In interest of bipartisanship I’ll point to an example of Democratic pundits simultaneously adhering to two or more mutually exclusive allegations (e.g. the way some Republicans believe Obama is a Muslim who was under the thumb of Christian minister Jeremiah Wright). Some of the same anti-Reagan pundits and talking heads who had claimed for years that he was a scatterbrained old fool were, in the early 90s, calling for him to be questioned or even indicted over Iran-Contra and alleged improprieties in the deregulation of the S&Ls (which led to the bailouts back in them days when a quarter trillion still seemed like a heap of money to us). When the Reagan family announced that he had signs of Alzheimers related dementia (1994), there was a chorus of “yeah, right, sure he does” by some of the same figures who were claiming this was an obvious dodge, though earlier they themselves had claimed he was senile.

Personally I think he was nearly a complete figurehead for his entire second term and probably most of his first and couldn’t have answered the first question about most of the more complicated aspects of Iran-Contra or the S&L deregs if he hadn’t been senile. One of the most damning things about him is that Edmund Morris, the Pulitzer winning biographer of Teddy Roosevelt who was Reagan’s official biographer, referred to him as “a man of encyclopedic ignorance” on political and financial matters, and actually wrote a novel rather than a biography because

In defending his father Ron Jr. (among the more pathetic Presi-spawn imo) actually said “It’s true my dad is intellectually lazy, but…”. This is a phrase I hope to never again hear reference an American president, though compared to Dubya old ‘Dutch’ was probably damned near Jefferson, or at least Garfield. (One of three things I will concede about Bush Sr., along with the facts he is a bonafide WW2 hero and to my knowledge has never kicked a homeless person, is that he did seem intelligent and “presidential” in interviews, however repulsive some of his stances.)

Well, yeah, I don’t think Reagan was in charge all that much – he definitely seemed to delegate authority, to an alarming rate. (However, when I pointed out that he was a figurehead before, I got my ass creamed)

Most of those who worked with him – even those who were his political opponents though – felt that he was a hell of a nice guy.

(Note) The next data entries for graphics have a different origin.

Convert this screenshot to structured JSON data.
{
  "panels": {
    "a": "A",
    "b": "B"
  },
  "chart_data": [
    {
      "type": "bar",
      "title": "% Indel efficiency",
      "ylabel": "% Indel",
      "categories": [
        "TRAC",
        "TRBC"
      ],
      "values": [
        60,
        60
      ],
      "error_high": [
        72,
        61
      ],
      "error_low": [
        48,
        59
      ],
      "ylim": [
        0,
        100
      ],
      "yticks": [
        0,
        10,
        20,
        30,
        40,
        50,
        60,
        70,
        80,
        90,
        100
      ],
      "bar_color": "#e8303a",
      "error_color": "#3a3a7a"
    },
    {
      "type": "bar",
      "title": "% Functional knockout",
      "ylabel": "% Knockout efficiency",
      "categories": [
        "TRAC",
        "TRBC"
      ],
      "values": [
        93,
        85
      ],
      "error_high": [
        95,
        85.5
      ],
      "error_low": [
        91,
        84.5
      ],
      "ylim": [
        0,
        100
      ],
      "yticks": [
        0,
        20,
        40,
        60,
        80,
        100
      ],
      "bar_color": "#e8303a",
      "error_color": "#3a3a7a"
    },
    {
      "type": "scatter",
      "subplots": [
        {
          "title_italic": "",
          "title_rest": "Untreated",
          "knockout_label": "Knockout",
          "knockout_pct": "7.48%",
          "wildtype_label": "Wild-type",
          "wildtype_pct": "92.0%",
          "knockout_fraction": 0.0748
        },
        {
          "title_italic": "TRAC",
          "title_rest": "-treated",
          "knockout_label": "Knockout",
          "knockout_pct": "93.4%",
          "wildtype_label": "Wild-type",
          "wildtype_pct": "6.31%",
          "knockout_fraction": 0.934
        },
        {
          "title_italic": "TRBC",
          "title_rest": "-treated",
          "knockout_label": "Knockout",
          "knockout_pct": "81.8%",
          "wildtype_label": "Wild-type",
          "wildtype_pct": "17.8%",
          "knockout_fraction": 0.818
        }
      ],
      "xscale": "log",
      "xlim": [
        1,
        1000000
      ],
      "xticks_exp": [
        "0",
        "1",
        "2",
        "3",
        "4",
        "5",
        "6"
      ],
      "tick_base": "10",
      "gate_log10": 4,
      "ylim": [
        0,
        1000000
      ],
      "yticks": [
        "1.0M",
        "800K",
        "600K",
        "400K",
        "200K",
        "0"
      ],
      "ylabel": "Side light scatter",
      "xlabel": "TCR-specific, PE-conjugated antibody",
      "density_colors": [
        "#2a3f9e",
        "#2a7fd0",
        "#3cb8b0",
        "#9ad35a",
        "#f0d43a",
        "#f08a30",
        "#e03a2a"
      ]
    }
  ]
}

Just, well, an airhead.

(Tip O’Neill and him, for all that they were bitter opponents in politics, were always “after five friends”, as Reagan would put it. They never seemed to make it personal)

I’ve been looking at LBJ pictures. This may be what I was thinking of when I posted that I thought his post-presidency long hair was cool.

Well, it beats looking at his gall bladder scar.

My OP was intended merely as a comment on Shodan’s knee-jerk defensiveness.

I have no idea whether or no Reagan had Alzheimer’s at any time. Nor am I much interested in the issue, other than as a historical curiosity. Impaired or not, the country survived.

Shodan, why does it matter so much to you? Even if it was true would it lessen your opinion of the man? He’s not being accused of anything – we are only considering the possibility that he was affected by an impartial disease. I know that if he did have Alzheimer’s, much as I detest his politics and governance, I would pity him and his family.

I remember Tip O’Neil once said something like Reagan might not go down as a great president, but he would have made a great king.